К ним Назика присоединил сто двадцать человек конницы и около двухсот человек из фракийско-критского отряда Гарпала. Он пошел дорогой, ведущей к морю, и остановился близ Гераклия, как будто бы хотел объехать на кораблях неприятельские войска*. Когда воины отужинали и настала темнота, то он открыл предводителям истинное свое намерение и повел их ночью в противную от моря сторону. Он остановился под Пифием и дал войску отдохнуть.

В том месте Олимп имеет в вышину более десяти стадиев, как явствует из следующей надписи, сочиненной измерившим ее: «На вершине Олимпийской храм Аполлона Пифийца стоит на высоте в десять стадиев и один плефр без четырех футов, как испытано отвесом. Ксенагор, сын Эвмела, измерил ее. Но ты, царь Аполлон! Радуйся и дай мне блага». Хотя, по уверению математиков, нет горы выше, ни моря глубже десяти стадиев, однако Ксенагор не поверхностно, а по правилам и с математическим орудиями сделал свои измерения.

Там Назика провел ночь. Персей, видя, что в стане Эмилия все было спокойно, нимало не подозревал того, что происходило, как прибыл к нему критянин-перебежчик с известием, что римляне обходят его. Персей смутился, однако не переменил своего положения; он повелел Милону взять десять тысяч наемного войска и две тысячи македонян и с величайшей поспешностью занять проходы на горах. Полибий говорит, что воины еще спали, когда римляне напали на них, но Назика уверяет, что на самой высоте происходила жаркая и опасная битва; что он сам поразил в грудь дротиком и поверг на землю фракийского наемника, который напал на него, и что неприятель был вытеснен, Милон постыдно предался бегству без доспехов, в одном нижнем платье; что он преследовал его без всякой опасности и пустился с горы с воинами.

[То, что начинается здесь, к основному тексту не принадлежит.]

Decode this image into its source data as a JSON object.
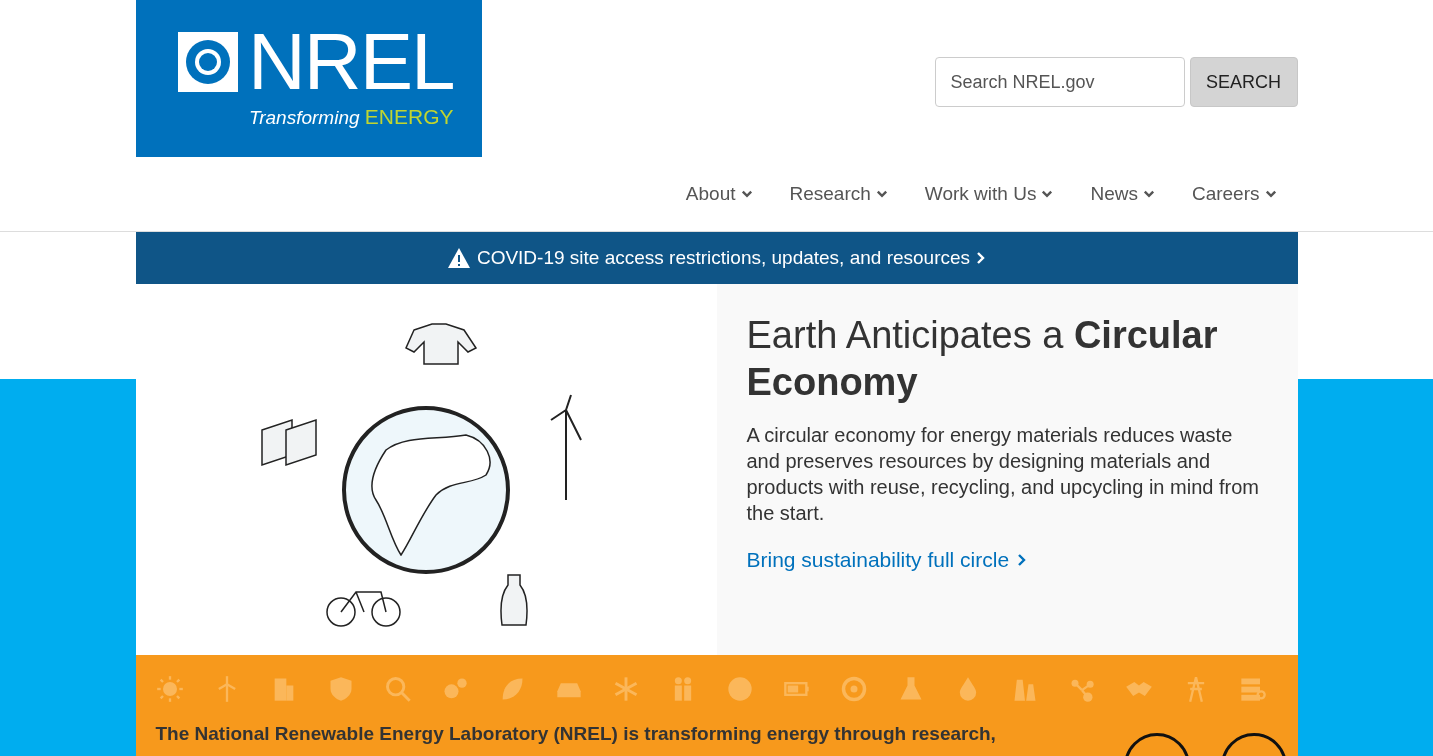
{
  "logo": {
    "name": "NREL",
    "tagline": "Transforming",
    "tagline_accent": "ENERGY"
  },
  "search": {
    "placeholder": "Search NREL.gov",
    "button": "SEARCH"
  },
  "nav": [
    "About",
    "Research",
    "Work with Us",
    "News",
    "Careers"
  ],
  "alert": {
    "text": "COVID-19 site access restrictions, updates, and resources"
  },
  "feature": {
    "title": "Earth Anticipates a **Circular Economy**",
    "body": "A circular economy for energy materials reduces waste and preserves resources by designing materials and products with reuse, recycling, and upcycling in mind from the start.",
    "link": "Bring sustainability full circle"
  },
  "mission": {
    "text": "The National Renewable Energy Laboratory (NREL) is transforming energy through research,"
  }
}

После этого происшествия Персей немедленно поднялся с войском и отступил назад. Исполненный страха и лишенный надежды, он колебался недоумением и не мог решиться: либо остановиться у Пидны и испытать счастье, либо, разделив войско по городам, впустить в пределы свои неприятеля, который, единожды ворвавшись в области, не мог уже выступить без великого пролития крови и убиения людей*. Приближенные его говорили ему, что они превосходят римлян числом, что войско будет одушевлено усердием, защищая детей и жен своих, сражаясь пред глазами государя, который подает им пример мужеством своим и сам подвергается опасности. Такие представления придали ему бодрости. Он поставил стан свой, приготовлялся к сражению, обозревал местоположения и раздавал приказания военачальникам, как бы хотел сам напасть на римлян. Что касается до местоположения, оно было частью поле ровное, способное к движениям фаланги, которая имеет нужду в гладком и открытом месте, частью же усеяно было холмами, один за другим стоящими, на которые войско легко могло отступать и обходить неприятеля. Речки Эсон и Левк, протекающие посредине, хотя в ту пору имели мало воды – тогда был уже конец лета*, – казалось, несколько препятствовали движениям римлян.

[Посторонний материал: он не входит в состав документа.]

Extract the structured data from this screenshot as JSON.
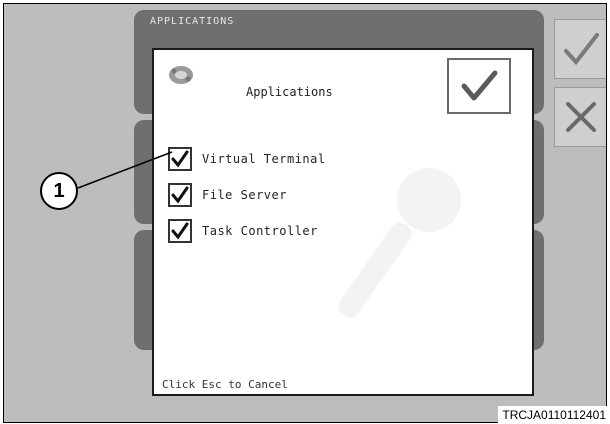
{
  "screen": {
    "panel_title": "APPLICATIONS",
    "side_buttons": [
      {
        "icon": "checkmark-icon"
      },
      {
        "icon": "x-icon"
      }
    ]
  },
  "dialog": {
    "icon": "applications-icon",
    "title": "Applications",
    "ok_icon": "checkmark-icon",
    "options": [
      {
        "label": "Virtual Terminal",
        "checked": true
      },
      {
        "label": "File Server",
        "checked": true
      },
      {
        "label": "Task Controller",
        "checked": true
      }
    ],
    "footer": "Click Esc to Cancel"
  },
  "annotation": {
    "callout_number": "1",
    "figure_code": "TRCJA0110112401"
  }
}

Эмилий, соединившись с Назикой, шел в боевом порядке на неприятелей, но, увидев их устройство и великое число, приведен был в удивление. Он остановил войско и задумался. Молодые военачальники горели желанием сразиться; они приступали к нему, просили не откладывать более битвы. Всех более побуждал его Сципион Назика, ободренный успехами своими на Олимпе, но Эмилий сказал ему, улыбаясь: «Я бы сделал то же, когда бы я был в таких летах, как ты, но многие победы объясняют мне ошибки побежденных, запрещают мне с войском, от дороги уставшим, напасть на устроенную в боевом порядке фалангу». После того выстроил он переднюю часть войска в виду неприятелей, между тем как задним дал приказание: обернувшись, делать укрепления и становиться в стане. Ближайшие к тылу, одни после других, последовали их примеру. Наконец, неприметным образом, ополчение распущено все и войско вступило в стан без шума и беспокойства.

При наступлении ночи, когда воины после ужина хотели предаться сну и отдохновению, вдруг луна, которая была во всей полноте своей и на самой высоте неба, начала помрачаться. Свет ее исчезал; она переменила несколько раз свой цвет и, наконец, сделалась невидимой. Римляне по своему обычаю стали стучать в медные сосуды, призывали свет ее, поднимали к небу множество головень и факелов, между тем как македоняне пребывали в глубокой тишине; они были объяты ужасом и страхом; между ними мало-помалу распространился слух, что это явление предвещает затмение царя.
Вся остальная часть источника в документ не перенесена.